Photoactivated localization microscopy (PALM), one of the super resolution microscopy methods improving the resolution limit to 20 nm, allows the detection of single molecules in complex protein structures in living cells. Microtubule-organizing centres (MTOCs) are large, multisubunit protein complexes, required for microtubule polymerization. The prominent MTOC in higher eukaryotes is the centrosome, and its functional ortholog in fungi is the spindle-pole body (SPB). There is ample evidence that besides centrosomes other MTOCs are important in eukaryotic cells. The filamentous ascomycetous fungus Aspergillus nidulans is a model organism, with hyphae consisting of multinucleate compartments separated by septa.
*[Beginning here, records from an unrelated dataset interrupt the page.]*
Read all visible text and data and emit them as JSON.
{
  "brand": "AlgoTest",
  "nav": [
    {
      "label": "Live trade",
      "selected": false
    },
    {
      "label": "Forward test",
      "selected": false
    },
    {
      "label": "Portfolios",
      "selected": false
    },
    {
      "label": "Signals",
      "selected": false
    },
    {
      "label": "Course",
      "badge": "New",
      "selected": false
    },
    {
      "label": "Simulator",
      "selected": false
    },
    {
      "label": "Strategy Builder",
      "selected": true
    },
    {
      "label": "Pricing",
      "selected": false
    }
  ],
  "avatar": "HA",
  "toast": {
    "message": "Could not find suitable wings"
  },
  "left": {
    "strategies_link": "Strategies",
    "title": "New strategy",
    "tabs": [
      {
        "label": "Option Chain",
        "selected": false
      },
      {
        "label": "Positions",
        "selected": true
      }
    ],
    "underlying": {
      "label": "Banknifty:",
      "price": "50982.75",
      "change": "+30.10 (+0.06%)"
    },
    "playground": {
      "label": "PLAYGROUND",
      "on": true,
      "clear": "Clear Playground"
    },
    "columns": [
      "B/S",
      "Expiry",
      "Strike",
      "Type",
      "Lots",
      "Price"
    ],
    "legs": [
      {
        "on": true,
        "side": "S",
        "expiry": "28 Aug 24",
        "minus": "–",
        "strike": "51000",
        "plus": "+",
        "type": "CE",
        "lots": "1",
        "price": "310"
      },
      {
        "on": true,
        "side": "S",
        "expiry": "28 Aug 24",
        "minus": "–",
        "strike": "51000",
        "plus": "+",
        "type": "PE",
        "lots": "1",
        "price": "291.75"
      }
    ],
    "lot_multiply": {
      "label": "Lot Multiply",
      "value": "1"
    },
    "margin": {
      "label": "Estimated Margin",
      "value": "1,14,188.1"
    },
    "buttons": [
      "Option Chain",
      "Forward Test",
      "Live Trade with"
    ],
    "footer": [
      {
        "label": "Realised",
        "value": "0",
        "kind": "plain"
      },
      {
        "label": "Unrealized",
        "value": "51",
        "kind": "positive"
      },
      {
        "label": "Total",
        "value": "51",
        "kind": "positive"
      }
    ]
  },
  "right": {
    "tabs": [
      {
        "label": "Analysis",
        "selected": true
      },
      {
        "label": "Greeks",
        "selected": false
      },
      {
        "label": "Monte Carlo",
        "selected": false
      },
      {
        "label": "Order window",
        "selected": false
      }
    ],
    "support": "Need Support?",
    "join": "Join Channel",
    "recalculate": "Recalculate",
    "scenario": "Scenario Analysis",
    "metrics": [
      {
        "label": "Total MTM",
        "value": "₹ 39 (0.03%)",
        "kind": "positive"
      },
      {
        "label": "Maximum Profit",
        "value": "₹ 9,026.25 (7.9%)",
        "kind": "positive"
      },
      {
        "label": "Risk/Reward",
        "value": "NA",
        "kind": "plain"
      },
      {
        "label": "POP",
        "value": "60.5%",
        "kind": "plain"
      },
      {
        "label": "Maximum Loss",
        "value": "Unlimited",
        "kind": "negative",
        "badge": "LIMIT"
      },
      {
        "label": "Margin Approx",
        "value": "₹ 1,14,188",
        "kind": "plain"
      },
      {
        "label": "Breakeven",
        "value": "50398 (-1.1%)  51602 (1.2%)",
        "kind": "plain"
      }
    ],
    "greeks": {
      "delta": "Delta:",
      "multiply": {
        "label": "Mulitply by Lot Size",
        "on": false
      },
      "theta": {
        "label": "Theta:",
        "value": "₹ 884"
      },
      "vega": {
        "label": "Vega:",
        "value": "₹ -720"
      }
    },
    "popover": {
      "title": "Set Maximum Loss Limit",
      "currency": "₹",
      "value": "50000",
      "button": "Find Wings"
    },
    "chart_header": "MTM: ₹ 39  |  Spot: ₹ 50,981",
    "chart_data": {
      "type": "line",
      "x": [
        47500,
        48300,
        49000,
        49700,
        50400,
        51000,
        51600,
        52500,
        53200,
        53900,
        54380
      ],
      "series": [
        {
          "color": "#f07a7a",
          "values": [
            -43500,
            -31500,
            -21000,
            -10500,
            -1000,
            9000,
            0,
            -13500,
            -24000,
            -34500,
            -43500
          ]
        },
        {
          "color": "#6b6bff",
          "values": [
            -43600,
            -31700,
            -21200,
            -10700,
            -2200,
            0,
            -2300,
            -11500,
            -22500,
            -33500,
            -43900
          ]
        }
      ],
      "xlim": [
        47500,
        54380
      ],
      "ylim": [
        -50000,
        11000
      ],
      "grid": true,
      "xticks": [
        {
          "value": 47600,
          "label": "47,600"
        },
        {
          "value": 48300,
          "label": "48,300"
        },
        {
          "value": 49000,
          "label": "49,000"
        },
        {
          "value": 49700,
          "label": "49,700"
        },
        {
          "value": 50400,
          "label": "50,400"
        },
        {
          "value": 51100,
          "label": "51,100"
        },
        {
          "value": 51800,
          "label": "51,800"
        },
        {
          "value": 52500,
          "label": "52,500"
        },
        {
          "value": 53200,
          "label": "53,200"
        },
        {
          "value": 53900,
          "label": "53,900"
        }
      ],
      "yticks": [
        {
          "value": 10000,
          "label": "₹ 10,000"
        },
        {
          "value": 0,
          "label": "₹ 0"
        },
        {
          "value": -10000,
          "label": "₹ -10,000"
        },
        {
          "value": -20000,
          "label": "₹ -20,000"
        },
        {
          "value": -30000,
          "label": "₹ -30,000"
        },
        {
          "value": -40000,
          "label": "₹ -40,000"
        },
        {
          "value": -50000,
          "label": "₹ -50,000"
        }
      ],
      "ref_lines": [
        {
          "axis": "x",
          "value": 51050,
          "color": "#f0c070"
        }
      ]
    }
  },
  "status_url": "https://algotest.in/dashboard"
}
In A. nidulans, besides the SPBs, a second type of MTOCs was discovered at septa (called septal MTOCs, sMTOC). All the MTOC components appear as big dots at SPBs and sMTOCs when tagged with a fluorescent protein and observed with conventional fluorescence microscopy due to the diffraction barrier. In this chapter, we describe the application of PALM in quantifying the numbers of individual proteins at both MTOC sites in A. nidulans and provide evidence that the composition of MTOCs is highly dynamic and dramatically changes during the cell cycle.